Since he could walk, Our Little Adventurer has picked daisies and buttercups, weeds and blossoms and come running, grasping and crunching the flowers tightly in his palm, with a smile so hopeful of praise to reward his affections that I decided to return the love by creating a store full of blooms for him and Baby Dragon to play with.
After a cheerful Saturday morning shopping-plus-cake extravaganza (which you can see here) at Hobbycraft (my husband worries when I say the “H” word”…it’s like an addiction; too many rainbow supplies under one roof and I can’t get them into the basket fast enough) we returned home laiden with rainbow coloured treasures…and silver bells. Every flower nursery should have silver bells. No cockle shells though. Not this time…although they do sell them…but we did find some at the beach today.
During Baby Dragon’s nap time, Our Little Adventurer got started with his blooms and we spent an hour and a half glueing, glittering and giggling about our creations.
The rainbow supplies were irresistible to little fingers…. Sparkly, fluffy and full of fun.
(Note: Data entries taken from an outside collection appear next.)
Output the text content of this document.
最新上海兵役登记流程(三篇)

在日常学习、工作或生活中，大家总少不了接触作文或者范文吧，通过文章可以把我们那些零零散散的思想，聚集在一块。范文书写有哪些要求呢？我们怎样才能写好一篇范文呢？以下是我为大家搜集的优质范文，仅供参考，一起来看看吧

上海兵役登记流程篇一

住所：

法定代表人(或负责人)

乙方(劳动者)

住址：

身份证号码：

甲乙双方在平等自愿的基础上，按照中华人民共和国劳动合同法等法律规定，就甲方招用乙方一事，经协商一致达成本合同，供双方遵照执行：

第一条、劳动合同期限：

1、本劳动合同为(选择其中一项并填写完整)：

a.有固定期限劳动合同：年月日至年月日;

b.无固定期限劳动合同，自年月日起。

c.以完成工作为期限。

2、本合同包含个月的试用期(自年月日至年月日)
There was crunching, scrunching… Serious business at hand.
I’m always grateful for the part of Our Little Adventurer that somehow knows Momma does not want glue everywhere.
Little fingers worked hard, his three year old creativity exploding onto the blank, white circles.
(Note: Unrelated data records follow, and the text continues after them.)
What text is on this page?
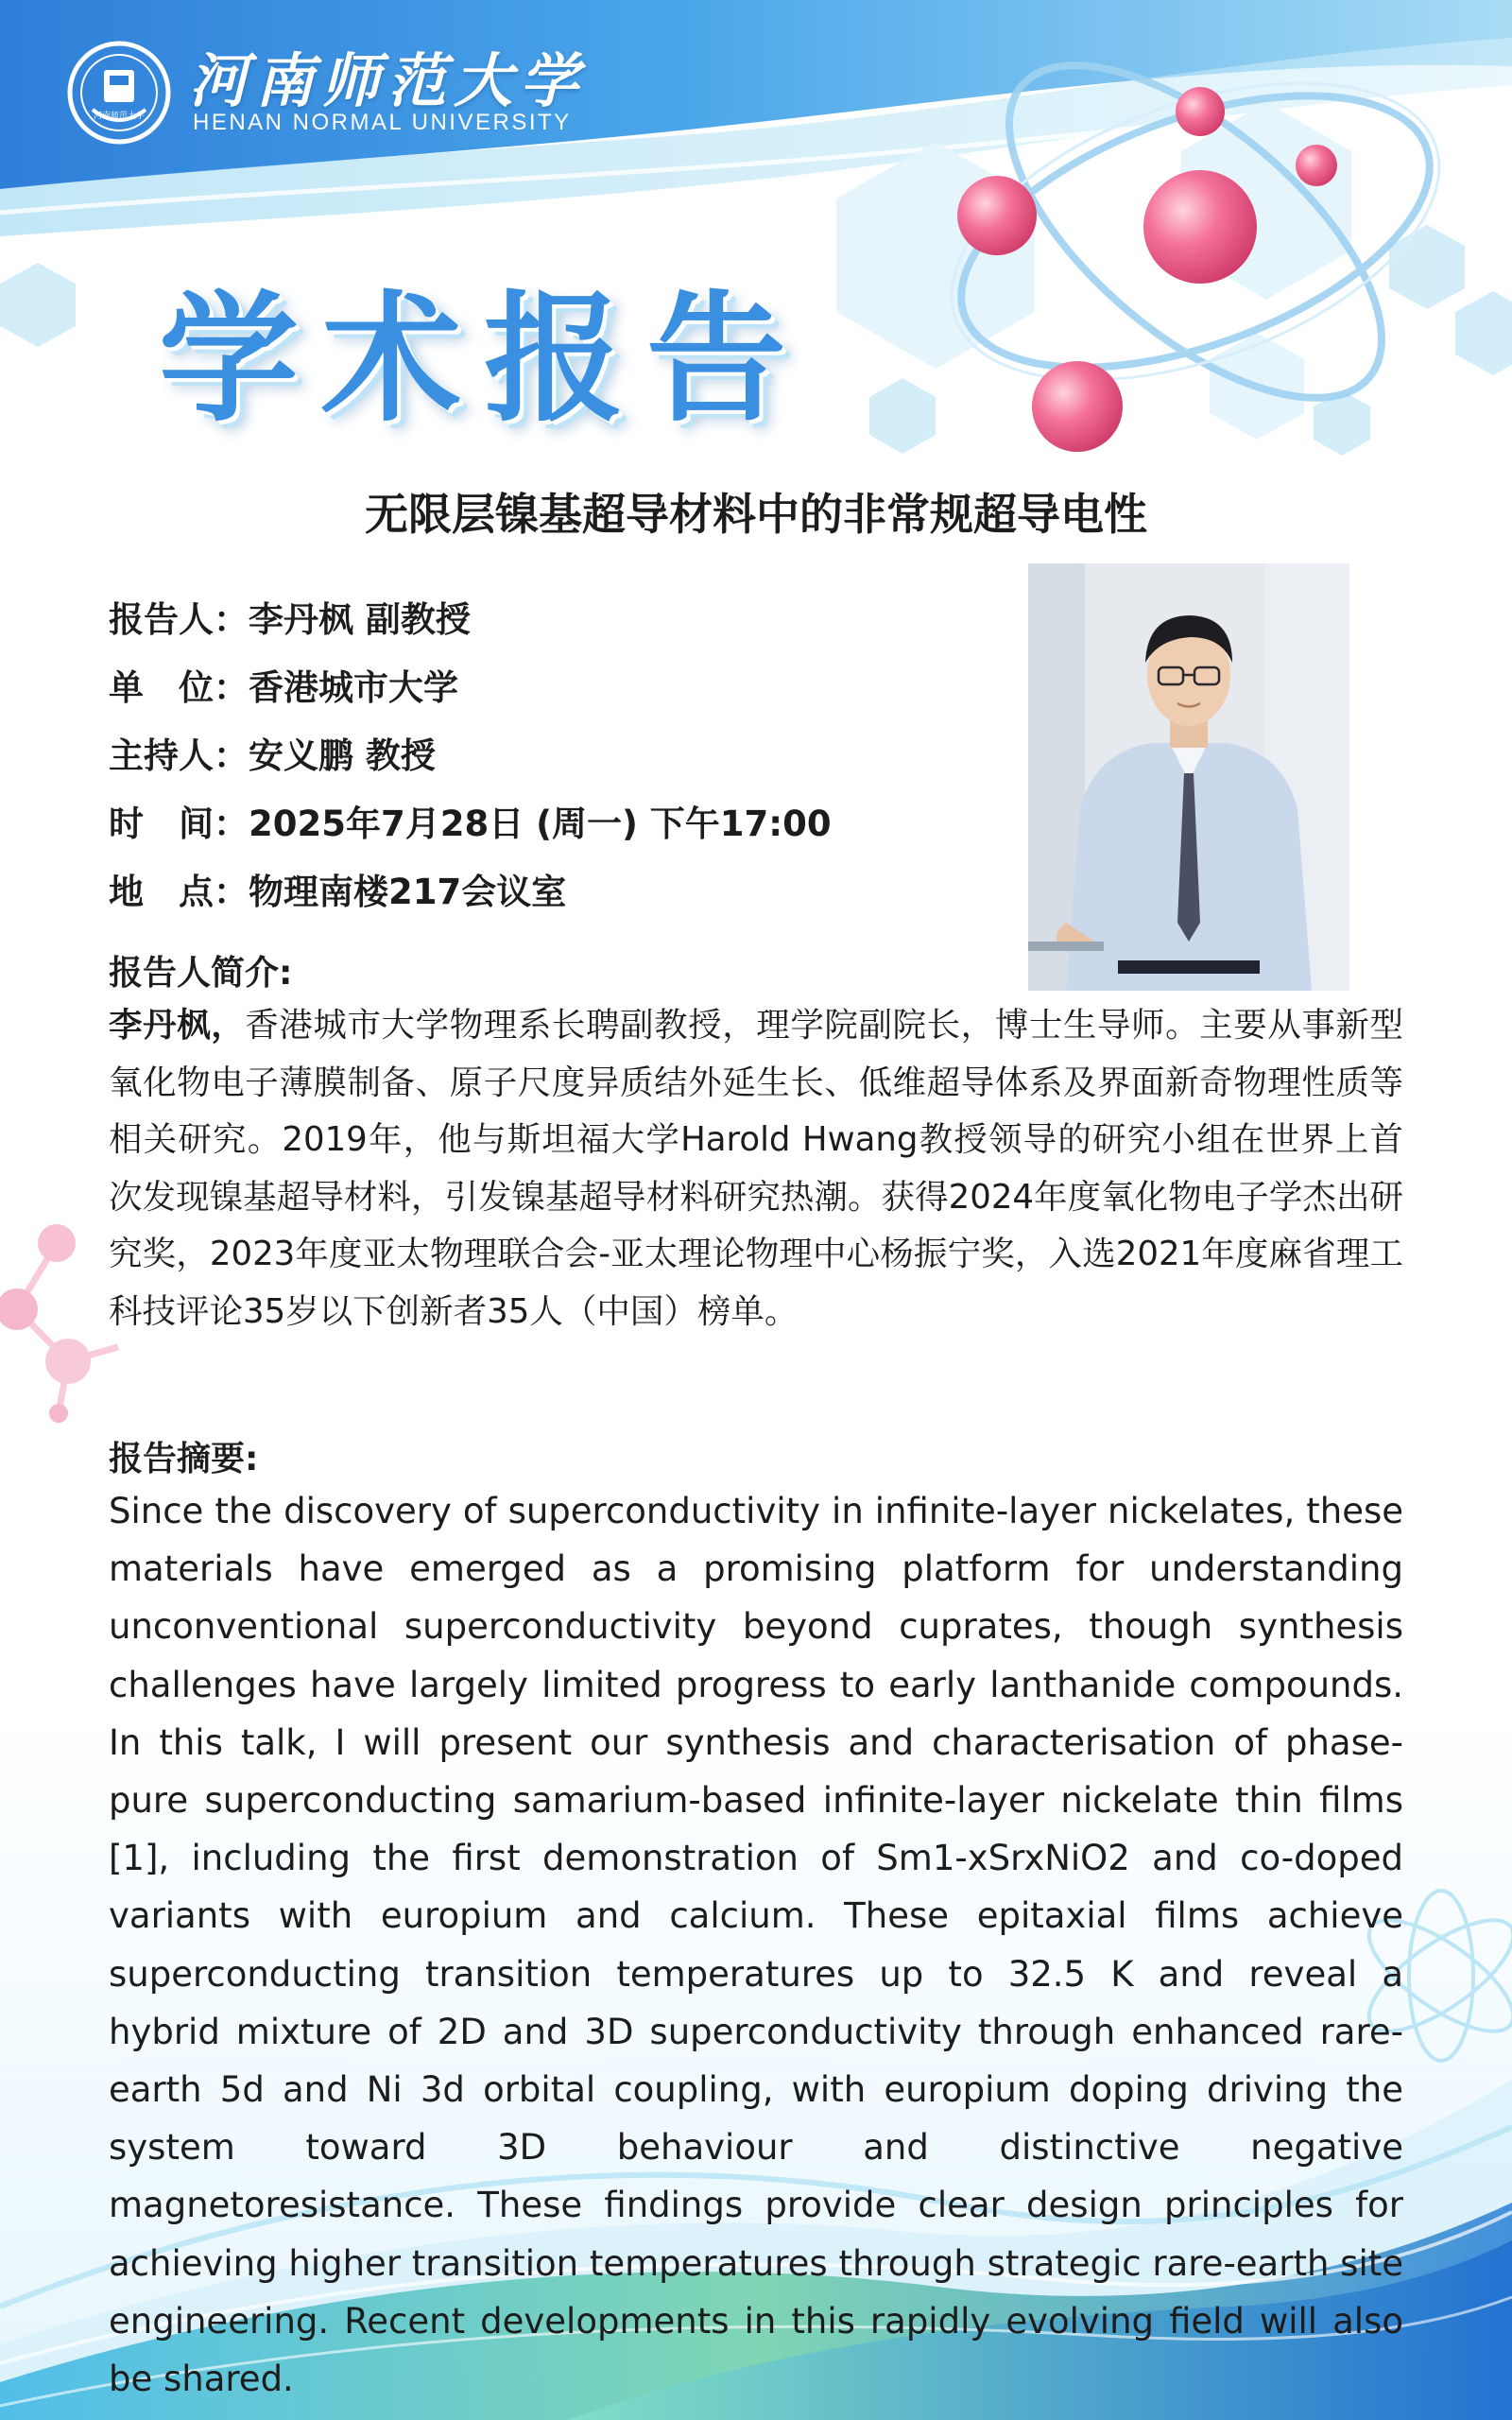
河南师范大学
河南师范大学
HENAN NORMAL UNIVERSITY
学术报告
无限层镍基超导材料中的非常规超导电性
报告人：李丹枫 副教授
单　位：香港城市大学
主持人：安义鹏 教授
时　间：2025年7月28日 (周一) 下午17:00
地　点：物理南楼217会议室
报告人简介:
李丹枫，香港城市大学物理系长聘副教授，理学院副院长，博士生导师。主要从事新型氧化物电子薄膜制备、原子尺度异质结外延生长、低维超导体系及界面新奇物理性质等相关研究。2019年，他与斯坦福大学Harold Hwang教授领导的研究小组在世界上首次发现镍基超导材料，引发镍基超导材料研究热潮。获得2024年度氧化物电子学杰出研究奖，2023年度亚太物理联合会-亚太理论物理中心杨振宁奖，入选2021年度麻省理工科技评论35岁以下创新者35人（中国）榜单。
报告摘要:
Since the discovery of superconductivity in infinite-layer nickelates, these materials have emerged as a promising platform for understanding unconventional superconductivity beyond cuprates, though synthesis challenges have largely limited progress to early lanthanide compounds. In this talk, I will present our synthesis and characterisation of phase-pure superconducting samarium-based infinite-layer nickelate thin films [1], including the first demonstration of Sm1-xSrxNiO2 and co-doped variants with europium and calcium. These epitaxial films achieve superconducting transition temperatures up to 32.5 K and reveal a hybrid mixture of 2D and 3D superconductivity through enhanced rare-earth 5d and Ni 3d orbital coupling, with europium doping driving the system toward 3D behaviour and distinctive negative magnetoresistance. These findings provide clear design principles for achieving higher transition temperatures through strategic rare-earth site engineering. Recent developments in this rapidly evolving field will also be shared.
When the floral fun was over, tiny, tired glittery fingers were wiped on white shirts.
It was time for Dadda to come home.
Later that evening, when the bedtime routine was complete, my boys’ beautiful blue eyes closing as they drifted to dreamland, my elves-and-the-shoemaker type workshop downstairs started its engines. Dadda cooked dinner as I concertina-folded reams of bright coloured tissue paper, snipped and clipped petals and wound pipe cleaner stems, ready for the grand opening*.
If you’d like to make them, too here’s how I did it (after reading far too many Pinterest tutorials)…
The boys got so excited with their new shop. You could even scent the flowers with a little perfume or embellish with silver bells (as we did, by tying them to the stems) or glitter. Simple, cheap, and fun to create…and the memories? Priceless, naturally.
*I’ll mention at this point that when I showed Dadda the finished products that night, he was more than a little impressed, having apparently envisaged something a little less 3D and more flat, cut out flower shape on a stick. The faith my husband has in me….in any case, I am proud of them for my first attempt.